In [2]:
import os
import shutil
from ast import literal_eval
from glob import glob

import pandas as pd
import tensorflow as tf
from sklearn.model_selection import train_test_split

2022-05-28 10:56:17.173046: I tensorflow/core/util/util.cc:169] oneDNN custom operations are on. You may see slightly different numerical results due to floating-point round-off errors from different computation orders.

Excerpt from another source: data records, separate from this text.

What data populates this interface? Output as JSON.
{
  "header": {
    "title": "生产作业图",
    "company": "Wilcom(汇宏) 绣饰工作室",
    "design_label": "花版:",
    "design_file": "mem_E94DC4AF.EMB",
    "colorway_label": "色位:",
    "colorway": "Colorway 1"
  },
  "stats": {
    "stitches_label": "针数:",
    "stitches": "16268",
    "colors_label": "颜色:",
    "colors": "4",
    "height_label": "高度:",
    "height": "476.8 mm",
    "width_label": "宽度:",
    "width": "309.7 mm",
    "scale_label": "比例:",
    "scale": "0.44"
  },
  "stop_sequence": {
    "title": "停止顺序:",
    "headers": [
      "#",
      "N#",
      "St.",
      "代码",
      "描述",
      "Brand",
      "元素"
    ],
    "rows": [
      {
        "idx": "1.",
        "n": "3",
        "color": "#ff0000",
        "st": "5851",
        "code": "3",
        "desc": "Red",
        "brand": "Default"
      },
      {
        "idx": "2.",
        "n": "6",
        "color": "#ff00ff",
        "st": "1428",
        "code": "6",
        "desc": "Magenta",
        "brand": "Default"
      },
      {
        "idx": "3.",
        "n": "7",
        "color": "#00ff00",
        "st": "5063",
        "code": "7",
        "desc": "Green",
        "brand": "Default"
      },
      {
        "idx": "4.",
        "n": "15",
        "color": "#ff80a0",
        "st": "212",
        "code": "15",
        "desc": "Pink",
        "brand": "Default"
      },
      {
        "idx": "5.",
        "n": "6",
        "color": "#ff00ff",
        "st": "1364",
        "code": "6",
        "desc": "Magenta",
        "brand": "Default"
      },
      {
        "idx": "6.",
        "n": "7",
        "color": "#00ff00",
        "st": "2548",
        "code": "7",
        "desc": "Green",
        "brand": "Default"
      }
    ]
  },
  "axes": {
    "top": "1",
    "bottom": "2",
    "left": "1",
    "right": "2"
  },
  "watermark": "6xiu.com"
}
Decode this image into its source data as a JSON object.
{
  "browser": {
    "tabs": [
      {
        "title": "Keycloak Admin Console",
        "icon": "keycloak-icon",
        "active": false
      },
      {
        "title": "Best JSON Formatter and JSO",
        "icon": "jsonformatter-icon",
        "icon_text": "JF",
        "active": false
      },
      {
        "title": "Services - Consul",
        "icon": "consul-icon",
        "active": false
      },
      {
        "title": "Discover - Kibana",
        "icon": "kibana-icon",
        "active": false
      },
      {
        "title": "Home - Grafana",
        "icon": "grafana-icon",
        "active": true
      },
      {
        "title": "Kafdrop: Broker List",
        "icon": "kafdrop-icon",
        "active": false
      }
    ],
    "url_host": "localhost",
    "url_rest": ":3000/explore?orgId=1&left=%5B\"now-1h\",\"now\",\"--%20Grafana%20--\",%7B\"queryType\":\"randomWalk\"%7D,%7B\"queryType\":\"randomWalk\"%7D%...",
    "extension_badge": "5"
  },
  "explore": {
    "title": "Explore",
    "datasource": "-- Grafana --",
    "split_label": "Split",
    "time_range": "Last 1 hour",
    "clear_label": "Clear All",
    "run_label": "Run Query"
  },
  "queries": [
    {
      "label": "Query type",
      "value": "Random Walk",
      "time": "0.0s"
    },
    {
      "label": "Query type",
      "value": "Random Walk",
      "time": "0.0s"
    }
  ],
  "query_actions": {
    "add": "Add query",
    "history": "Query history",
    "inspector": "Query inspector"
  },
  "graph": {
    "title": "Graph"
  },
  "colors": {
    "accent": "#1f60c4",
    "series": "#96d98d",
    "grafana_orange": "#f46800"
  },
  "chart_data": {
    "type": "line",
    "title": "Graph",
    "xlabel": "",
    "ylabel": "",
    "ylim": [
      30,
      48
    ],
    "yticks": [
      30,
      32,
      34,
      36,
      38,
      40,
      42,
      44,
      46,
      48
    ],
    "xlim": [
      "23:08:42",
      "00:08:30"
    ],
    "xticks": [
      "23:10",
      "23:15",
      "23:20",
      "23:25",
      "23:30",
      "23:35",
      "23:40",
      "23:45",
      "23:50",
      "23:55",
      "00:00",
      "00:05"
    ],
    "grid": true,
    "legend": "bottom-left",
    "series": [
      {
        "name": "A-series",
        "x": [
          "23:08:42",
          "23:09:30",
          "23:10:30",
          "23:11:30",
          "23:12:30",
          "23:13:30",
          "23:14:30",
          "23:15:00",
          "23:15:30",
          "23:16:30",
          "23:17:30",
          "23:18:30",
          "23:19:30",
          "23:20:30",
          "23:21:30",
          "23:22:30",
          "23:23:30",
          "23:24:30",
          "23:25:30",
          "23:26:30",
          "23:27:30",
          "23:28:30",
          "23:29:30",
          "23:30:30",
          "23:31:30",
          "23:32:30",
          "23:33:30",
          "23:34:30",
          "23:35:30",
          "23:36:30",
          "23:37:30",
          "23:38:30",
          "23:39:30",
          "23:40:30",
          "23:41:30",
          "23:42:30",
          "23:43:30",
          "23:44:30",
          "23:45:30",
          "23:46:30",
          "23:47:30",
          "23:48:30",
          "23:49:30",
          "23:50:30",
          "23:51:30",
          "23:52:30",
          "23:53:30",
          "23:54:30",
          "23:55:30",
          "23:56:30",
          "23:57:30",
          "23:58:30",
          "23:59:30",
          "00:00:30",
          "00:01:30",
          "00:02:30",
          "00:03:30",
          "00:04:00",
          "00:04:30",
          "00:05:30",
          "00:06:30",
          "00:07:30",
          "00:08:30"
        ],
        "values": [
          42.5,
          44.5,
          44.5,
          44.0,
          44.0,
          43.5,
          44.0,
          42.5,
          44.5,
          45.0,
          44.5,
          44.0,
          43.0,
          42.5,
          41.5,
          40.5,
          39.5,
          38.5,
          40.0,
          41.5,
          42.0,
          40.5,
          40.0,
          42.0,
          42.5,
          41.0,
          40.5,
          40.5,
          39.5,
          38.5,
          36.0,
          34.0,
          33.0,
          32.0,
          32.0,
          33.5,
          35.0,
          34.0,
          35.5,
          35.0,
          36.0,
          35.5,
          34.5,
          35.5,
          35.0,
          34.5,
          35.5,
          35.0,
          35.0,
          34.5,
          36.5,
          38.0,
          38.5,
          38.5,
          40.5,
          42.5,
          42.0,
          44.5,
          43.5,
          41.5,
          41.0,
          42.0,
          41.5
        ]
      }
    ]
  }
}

To turn them off, set the environment variable `TF_ENABLE_ONEDNN_OPTS=0`.


# Data Preparation
In this notebook, the data will be loaded, a train-test split will be performed, and the data will be saved to tfrecord files.

# Load Data

## Part 1: Images

Create a dataframe containing the image names. We need this so we can perform a train-test-split on the images as well.

In [3]:
# Location of dataset
DATASET_PATH = "../data/01_raw"

# List all images in the folder
image_list = [
    filename.split("/")[-1].split(".")[0]
    for filename in glob(DATASET_PATH + "/images/*.jpg")
]
image_ids = pd.DataFrame(image_list).rename(columns={0: "image_id"})
print("Number of images in folder: {}".format(len(image_ids)))

image_ids.head()

Number of images in folder: 98


Unnamed: 0,image_id
0,28483ab7-42f0-4343-af24-f8076dbdf2f9
1,ea75050f-d6a4-4356-9314-0f17b05e972c
2,3542adbf-145b-4986-8f01-76cfffa9dcca
3,b33b9176-6d05-4603-9c2a-782b5d0ea140
4,5529501e-5b67-4a9f-bedd-efb785b78ce2


## Part 2: Annotations

Import the annotations. We perform transformations on import:
1. convert the string representation of the bounding boxes to python objects

In [None]:
# convert a string record into a valid python object
def convert_string_to_python_object(x):
    return literal_eval(x.rstrip("\r\n"))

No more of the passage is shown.